La réplique a au moins le mérite de faire sourire Harry. Un torse musclé se dévoile alors, faisant perdre pendant quelques secondes ses moyens au plus vieux. Des cicatrices se dessinent çà et là, une fine toison de poils bruns essaie de trouver sa place sur des pectoraux bien dessinés : la perfection. Harry avale sa salive : il est un gentleman, il ne profitera pas de la situation. Il prend la pommade et s'applique à l'étaler sur les ecchymoses.

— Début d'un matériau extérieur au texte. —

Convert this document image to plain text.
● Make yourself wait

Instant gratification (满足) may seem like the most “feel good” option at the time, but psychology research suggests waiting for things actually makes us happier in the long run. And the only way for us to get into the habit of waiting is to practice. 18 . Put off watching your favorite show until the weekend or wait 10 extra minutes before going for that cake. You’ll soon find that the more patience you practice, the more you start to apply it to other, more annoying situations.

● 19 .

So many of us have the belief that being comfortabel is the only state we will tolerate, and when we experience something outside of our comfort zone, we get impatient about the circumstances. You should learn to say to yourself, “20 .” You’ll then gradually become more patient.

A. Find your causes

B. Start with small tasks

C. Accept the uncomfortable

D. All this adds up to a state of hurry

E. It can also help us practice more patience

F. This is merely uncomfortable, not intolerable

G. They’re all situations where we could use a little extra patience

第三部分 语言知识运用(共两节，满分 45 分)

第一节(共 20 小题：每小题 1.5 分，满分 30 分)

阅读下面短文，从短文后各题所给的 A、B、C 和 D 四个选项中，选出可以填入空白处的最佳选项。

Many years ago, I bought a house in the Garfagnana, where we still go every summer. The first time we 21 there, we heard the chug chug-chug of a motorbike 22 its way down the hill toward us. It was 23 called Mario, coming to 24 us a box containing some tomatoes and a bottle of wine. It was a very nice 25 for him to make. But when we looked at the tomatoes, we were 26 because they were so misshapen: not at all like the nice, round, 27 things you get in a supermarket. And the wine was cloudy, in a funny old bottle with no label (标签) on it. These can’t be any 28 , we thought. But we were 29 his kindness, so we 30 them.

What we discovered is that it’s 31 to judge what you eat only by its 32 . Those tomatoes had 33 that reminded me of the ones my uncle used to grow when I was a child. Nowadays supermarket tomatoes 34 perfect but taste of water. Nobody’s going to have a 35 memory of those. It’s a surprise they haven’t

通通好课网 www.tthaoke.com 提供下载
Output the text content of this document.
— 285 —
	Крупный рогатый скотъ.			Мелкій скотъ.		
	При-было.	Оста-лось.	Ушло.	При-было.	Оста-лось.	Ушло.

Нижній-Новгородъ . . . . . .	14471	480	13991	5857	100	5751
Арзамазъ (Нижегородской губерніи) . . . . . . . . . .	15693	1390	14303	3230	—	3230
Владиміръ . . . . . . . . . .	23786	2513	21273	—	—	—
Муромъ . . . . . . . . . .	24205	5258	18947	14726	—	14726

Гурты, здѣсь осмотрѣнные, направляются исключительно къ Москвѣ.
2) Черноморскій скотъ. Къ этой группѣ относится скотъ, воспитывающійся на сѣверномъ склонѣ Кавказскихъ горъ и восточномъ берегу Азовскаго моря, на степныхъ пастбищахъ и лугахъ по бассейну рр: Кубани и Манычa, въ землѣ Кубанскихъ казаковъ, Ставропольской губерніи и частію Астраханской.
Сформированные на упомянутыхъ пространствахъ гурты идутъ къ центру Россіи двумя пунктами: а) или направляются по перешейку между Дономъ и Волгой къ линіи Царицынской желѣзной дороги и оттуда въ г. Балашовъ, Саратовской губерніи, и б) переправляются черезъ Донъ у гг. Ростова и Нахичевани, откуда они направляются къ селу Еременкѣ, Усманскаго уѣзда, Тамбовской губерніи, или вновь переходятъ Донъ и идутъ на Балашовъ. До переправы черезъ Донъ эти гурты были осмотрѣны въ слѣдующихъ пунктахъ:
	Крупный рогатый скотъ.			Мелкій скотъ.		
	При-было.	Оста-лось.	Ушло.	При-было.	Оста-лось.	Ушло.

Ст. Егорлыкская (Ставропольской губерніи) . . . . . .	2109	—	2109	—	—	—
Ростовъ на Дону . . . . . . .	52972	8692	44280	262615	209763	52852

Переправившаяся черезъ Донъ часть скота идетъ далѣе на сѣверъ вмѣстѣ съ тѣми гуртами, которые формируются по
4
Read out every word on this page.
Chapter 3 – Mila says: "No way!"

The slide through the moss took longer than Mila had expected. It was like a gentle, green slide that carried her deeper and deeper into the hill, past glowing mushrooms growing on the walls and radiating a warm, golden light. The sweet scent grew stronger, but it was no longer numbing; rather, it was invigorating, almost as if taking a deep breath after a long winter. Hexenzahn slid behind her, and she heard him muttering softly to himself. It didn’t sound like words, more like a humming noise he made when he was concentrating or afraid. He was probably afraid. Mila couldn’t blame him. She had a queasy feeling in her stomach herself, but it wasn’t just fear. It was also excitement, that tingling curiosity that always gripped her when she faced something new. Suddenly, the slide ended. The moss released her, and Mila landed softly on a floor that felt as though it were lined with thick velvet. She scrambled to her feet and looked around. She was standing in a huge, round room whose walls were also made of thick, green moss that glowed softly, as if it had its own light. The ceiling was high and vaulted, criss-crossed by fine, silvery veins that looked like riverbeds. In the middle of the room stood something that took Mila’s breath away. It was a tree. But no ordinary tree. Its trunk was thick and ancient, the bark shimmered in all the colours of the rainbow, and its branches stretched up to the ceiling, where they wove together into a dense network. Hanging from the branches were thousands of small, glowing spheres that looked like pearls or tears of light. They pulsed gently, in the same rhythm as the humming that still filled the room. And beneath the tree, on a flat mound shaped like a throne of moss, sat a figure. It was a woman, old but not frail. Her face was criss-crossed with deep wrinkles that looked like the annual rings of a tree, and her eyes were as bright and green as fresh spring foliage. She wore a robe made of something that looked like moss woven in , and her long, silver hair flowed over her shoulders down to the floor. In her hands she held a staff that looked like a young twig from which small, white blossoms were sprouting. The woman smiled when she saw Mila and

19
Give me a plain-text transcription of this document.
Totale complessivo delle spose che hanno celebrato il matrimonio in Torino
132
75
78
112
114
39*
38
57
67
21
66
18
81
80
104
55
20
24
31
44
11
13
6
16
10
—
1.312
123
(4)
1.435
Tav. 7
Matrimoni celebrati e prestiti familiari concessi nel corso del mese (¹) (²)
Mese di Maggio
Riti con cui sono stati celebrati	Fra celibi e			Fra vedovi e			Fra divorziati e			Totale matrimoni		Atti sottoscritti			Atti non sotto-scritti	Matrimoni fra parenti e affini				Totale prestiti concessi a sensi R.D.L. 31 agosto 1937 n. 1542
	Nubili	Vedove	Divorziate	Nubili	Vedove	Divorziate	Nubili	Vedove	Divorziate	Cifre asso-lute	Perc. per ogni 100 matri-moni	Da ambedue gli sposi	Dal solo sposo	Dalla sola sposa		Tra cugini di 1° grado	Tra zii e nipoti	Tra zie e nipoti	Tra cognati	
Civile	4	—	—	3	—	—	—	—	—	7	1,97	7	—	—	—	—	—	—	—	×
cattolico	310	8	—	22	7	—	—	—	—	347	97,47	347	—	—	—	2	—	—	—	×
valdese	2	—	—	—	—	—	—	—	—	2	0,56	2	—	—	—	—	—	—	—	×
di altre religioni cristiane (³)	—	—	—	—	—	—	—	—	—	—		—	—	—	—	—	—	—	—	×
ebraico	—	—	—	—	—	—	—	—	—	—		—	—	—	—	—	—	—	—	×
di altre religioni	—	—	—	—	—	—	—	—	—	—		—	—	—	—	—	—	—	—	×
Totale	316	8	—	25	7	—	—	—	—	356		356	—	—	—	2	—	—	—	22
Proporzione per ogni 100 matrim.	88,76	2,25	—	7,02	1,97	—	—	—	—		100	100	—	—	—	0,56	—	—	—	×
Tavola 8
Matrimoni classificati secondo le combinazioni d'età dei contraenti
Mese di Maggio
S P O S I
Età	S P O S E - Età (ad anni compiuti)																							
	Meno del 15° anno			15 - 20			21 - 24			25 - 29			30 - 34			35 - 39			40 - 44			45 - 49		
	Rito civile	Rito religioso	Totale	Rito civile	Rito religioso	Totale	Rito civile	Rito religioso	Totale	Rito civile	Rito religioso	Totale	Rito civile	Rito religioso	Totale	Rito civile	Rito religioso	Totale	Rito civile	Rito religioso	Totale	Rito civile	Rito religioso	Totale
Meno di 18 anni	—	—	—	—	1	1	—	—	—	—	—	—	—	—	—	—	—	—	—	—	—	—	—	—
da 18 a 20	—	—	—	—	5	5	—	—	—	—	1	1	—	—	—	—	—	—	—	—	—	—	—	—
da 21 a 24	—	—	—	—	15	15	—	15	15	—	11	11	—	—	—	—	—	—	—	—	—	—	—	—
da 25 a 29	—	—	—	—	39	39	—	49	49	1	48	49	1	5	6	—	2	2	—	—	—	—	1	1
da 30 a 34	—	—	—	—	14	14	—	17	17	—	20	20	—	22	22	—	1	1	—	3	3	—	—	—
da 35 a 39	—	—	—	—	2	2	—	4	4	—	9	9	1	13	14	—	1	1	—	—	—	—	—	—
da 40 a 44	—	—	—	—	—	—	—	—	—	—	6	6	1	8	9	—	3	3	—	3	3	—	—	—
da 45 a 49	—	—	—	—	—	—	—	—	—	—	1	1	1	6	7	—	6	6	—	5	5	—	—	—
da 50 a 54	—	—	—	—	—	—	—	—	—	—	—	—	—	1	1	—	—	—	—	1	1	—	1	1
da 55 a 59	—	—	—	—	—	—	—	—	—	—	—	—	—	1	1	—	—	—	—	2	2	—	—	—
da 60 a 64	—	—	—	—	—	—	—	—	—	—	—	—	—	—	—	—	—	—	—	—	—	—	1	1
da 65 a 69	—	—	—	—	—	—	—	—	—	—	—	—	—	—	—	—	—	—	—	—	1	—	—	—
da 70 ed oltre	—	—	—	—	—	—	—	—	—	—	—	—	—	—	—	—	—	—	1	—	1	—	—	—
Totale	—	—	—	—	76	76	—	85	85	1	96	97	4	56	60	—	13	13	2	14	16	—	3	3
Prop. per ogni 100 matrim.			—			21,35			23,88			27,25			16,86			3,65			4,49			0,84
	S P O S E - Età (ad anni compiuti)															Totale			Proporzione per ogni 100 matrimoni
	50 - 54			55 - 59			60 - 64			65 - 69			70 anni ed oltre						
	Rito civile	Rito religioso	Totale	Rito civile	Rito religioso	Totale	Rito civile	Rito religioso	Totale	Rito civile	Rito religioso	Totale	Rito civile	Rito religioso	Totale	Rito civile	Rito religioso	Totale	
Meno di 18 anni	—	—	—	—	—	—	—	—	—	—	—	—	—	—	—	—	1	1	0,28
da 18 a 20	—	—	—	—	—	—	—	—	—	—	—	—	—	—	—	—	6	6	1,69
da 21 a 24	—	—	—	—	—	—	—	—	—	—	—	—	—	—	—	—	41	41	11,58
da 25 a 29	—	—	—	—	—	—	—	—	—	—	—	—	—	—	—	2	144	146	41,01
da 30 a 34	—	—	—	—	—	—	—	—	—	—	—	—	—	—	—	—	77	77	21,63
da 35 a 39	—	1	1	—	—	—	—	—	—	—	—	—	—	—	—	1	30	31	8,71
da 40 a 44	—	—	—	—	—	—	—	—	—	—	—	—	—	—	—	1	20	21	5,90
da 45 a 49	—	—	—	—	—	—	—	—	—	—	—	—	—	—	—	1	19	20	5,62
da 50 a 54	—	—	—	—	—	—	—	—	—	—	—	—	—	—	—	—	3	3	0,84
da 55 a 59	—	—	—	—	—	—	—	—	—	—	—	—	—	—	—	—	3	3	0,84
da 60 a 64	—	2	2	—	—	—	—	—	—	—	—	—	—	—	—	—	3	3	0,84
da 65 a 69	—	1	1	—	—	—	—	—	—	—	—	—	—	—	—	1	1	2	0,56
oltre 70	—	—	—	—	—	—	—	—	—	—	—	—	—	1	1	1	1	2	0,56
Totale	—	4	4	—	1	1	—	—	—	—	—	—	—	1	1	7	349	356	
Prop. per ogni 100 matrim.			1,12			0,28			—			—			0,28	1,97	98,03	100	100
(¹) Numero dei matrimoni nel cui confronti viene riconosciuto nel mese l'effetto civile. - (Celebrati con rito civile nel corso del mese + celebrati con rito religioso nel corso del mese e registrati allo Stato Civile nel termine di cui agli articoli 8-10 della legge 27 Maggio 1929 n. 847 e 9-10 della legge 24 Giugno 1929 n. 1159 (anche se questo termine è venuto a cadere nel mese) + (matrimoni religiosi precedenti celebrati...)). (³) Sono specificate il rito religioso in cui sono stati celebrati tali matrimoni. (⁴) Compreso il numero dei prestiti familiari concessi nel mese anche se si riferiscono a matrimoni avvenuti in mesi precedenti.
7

« Putain ! C'est froid ! Eh ! Vous avez pas répondu à ma question, rappelle le jeune homme après un temps avec un petit rictus insolent.

- J'ai dû garder quelques réflexes de l'armée, élude Harry en mettant une dernière couche. J'ai fini. Je ne peux rien de plus pour toi. »

Il tend deux comprimés d'antidouleurs au jeune homme qui les prend sans rechigner. Ce dernier s'étire doucement, faisant craquer ses articulations alors qu'Harry range le matériel de soin dans la mallette en fer. Il saute à terre, essayant de ne pas se faire plus mal et se rhabille.

« Bon. J'vais rentrer, moi. J'veux pas vous emmerder plus longtemps…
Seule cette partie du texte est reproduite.